Mr. Speaker, I have the privilege of representing the congressional district that is home to the Food and Drug Administration. Those individuals do great work for our country; and I can tell you, Mr. Speaker, nobody--and I mean nobody--is being fooled by this ridiculous stunt that the Republicans in this House are pulling, trying to cherry-pick little pieces of government to fund when they know they're not going anywhere, when the American people know that this House is in possession of a piece of legislation that, if we were allowed to vote on it, would go to the President's desk tonight; he would sign it; and we would open up all of government immediately--FDA, NIH, the VA, everything.
The position Republicans are taking is made even more ridiculous by what we did on Saturday.
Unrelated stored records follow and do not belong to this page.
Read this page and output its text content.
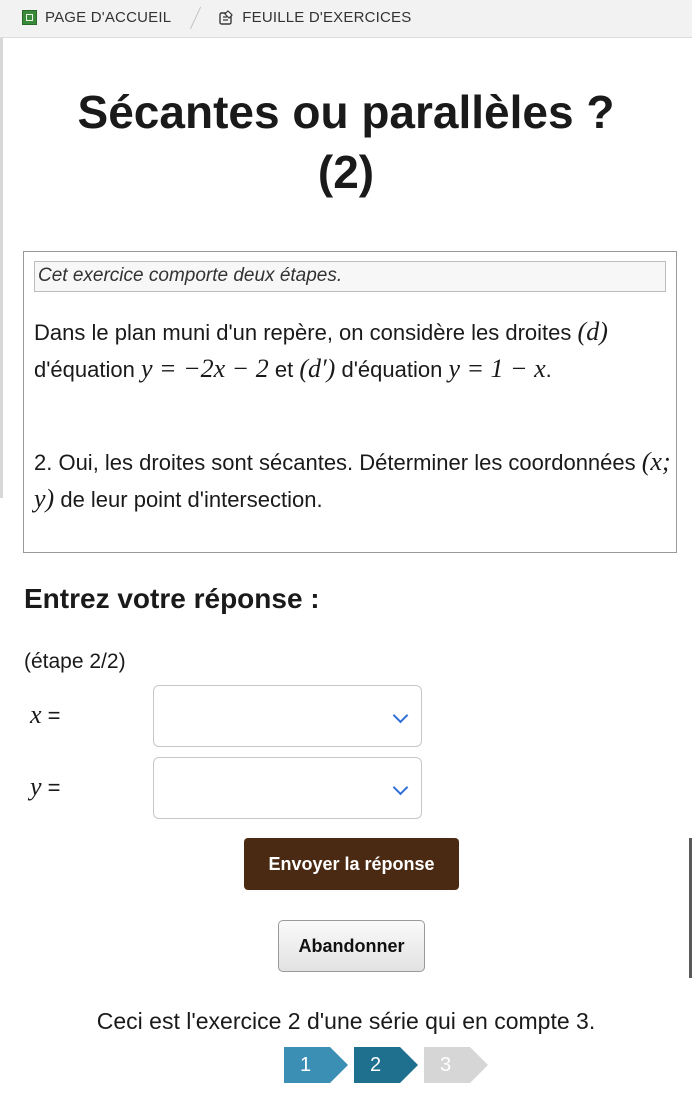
PAGE D'ACCUEIL	FEUILLE D'EXERCICES
Sécantes ou parallèles ?
(2)
Cet exercice comporte deux étapes.

Dans le plan muni d'un repère, on considère les droites (d) d'équation y = −2x − 2 et (d′) d'équation y = 1 − x.

2. Oui, les droites sont sécantes. Déterminer les coordonnées (x; y) de leur point d'intersection.

Entrez votre réponse :

(étape 2/2)

x =
y =
Envoyer la réponse
Abandonner

Ceci est l'exercice 2 d'une série qui en compte 3.

1	2	3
On Saturday, we said, We're going to pay all Federal employees--not
just employees at FDA, not just at NIH--all Federal Government employees. That was the right thing to do.
Now you're saying you only want to keep some of those agencies open, not all of them open. So what our Republican colleagues are telling the American people is, we want to pay all the employees in the Federal Government; but we don't want to allow a lot of them to go to work. We want to pay for everybody in the Federal Government, but we don't want to allow everybody to go to work. What kind of policy is that?
Now, Mr. Speaker, just this weekend, the Speaker of this House admitted on national television that he had reached an agreement with the Democratic leader in the United States Senate, Senator Harry Reid, where Harry Reid and the Senate Democrats said, We will agree on a temporary basis to the lower funding levels in the sequester in exchange for making sure we have a clean continuing resolution, that we keep the government open. That's what the Speaker agreed to.
But then he came back to this House, and he couldn't hold his caucus. Why? Because Senator Cruz and a radical reckless faction said, No, we can't do that. We have to close the government unless we shut down the Affordable Care Act. And that position hasn't changed. That's why today we can't open the government, because our Republican colleagues want to continue to shut down the Affordable Care Act.
Let's vote today to open the whole government. Let's have a vote, Mr. Speaker, on the bill that's in our possession.